Background: The noninvasive diagnosis of chronic
musculoskeletal infections remains a challenge. Recent studies have
indicated that fluorine-18 fluorodeoxyglucose-positron emission
tomography is a highly accurate imaging technique and is significantly more
accurate than the combination of a bone scan and a white blood-cell
scan for the diagnosis of chronic infection in the central skeleton
(p < 0.05). However, patients who had had surgery within
the previous two years were excluded from study. It was our aim
to evaluate the technique in an unselected, clinically representative
population.
Methods: Sixty patients with a suspected chronic
musculoskeletal infection involving the central skeleton (thirty-three
patients) or the peripheral skeleton (twenty-seven patients) were
studied with fluorine-18 fluorodeoxyglucose-positron emission tomography.

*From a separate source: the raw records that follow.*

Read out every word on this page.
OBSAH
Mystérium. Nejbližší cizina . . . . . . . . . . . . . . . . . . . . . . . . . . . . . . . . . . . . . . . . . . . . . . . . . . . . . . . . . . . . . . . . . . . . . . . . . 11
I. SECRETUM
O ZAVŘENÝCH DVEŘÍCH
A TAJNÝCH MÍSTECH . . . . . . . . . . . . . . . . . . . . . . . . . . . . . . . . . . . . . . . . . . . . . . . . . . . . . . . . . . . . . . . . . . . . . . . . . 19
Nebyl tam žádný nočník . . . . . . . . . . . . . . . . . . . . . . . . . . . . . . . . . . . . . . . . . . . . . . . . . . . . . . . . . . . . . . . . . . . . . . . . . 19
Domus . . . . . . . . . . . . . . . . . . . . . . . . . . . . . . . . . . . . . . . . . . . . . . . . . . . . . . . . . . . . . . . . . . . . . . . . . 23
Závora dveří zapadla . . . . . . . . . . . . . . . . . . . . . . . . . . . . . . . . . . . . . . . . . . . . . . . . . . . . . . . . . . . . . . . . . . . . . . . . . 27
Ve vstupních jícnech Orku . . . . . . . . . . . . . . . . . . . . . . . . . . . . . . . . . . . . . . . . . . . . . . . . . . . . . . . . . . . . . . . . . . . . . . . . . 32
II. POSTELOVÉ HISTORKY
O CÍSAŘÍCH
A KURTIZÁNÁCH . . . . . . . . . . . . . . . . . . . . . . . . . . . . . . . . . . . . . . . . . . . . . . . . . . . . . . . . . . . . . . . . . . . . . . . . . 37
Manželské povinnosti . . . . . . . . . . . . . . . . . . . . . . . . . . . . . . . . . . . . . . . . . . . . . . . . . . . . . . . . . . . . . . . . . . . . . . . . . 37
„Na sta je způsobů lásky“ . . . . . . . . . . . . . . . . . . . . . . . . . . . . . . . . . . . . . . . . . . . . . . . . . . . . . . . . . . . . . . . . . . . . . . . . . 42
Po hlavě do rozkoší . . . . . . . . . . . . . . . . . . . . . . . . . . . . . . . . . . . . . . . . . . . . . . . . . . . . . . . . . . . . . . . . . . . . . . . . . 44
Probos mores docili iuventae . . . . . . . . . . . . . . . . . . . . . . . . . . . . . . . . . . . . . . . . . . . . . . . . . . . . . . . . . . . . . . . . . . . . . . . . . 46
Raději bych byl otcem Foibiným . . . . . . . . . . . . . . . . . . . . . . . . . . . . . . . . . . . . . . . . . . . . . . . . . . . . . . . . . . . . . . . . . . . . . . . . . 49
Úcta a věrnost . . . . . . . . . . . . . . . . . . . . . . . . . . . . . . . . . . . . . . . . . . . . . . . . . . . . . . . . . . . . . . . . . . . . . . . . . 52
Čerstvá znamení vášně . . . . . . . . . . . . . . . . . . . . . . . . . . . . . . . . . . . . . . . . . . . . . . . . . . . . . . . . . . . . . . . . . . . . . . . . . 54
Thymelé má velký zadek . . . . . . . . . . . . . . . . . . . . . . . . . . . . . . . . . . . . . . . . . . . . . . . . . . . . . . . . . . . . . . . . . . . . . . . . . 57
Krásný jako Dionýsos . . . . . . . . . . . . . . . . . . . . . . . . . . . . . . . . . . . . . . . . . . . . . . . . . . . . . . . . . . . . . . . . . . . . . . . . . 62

Thirty-five patients had had surgery within the previous two years.
The fluorine-18 fluorodeoxyglucose-positron emission tomography
studies were read in a blinded, independent manner by two experienced
readers. The final diagnosis was based on histopathological studies
or microbiological culture (eighteen patients) or on clinical findings
after at least six months of follow-up (forty-two patients).
Results: On the final composite assessment, twenty-five patients
had infection and thirty-five did not. All twenty-five infections
were correctly identified by both readers. There were four false-positive
findings; in two of these cases, surgery had been performed less
than six months prior to the study. The sensitivity, specificity,
and accuracy were 100%, 88%, and 93% for
the whole group; 100%, 90%, and 94% for
the subgroup of patients with a suspected infection of the central
skeleton; and 100%, 86%, and 93% for
the subgroup of patients with a suspected infection of the peripheral
skeleton. Interobserver agreement was excellent (kappa = 0.97).
Conclusions: Fluorine-18 fluorodeoxyglucose-positron
emission tomography is highly accurate as a single technique for
the evaluation of chronic musculoskeletal infections. It is especially
valuable in the evaluation of the central skeleton, where white
blood-cell scans are less useful. Because of its simplicity and
high degree of accuracy, it has the potential to become a standard
technique for the diagnosis of chronic musculoskeletal infections.
Further studies are needed to assess its ability to identify infections
at the sites of total joint replacements and to distinguish infection
from aseptic loosening of these prostheses.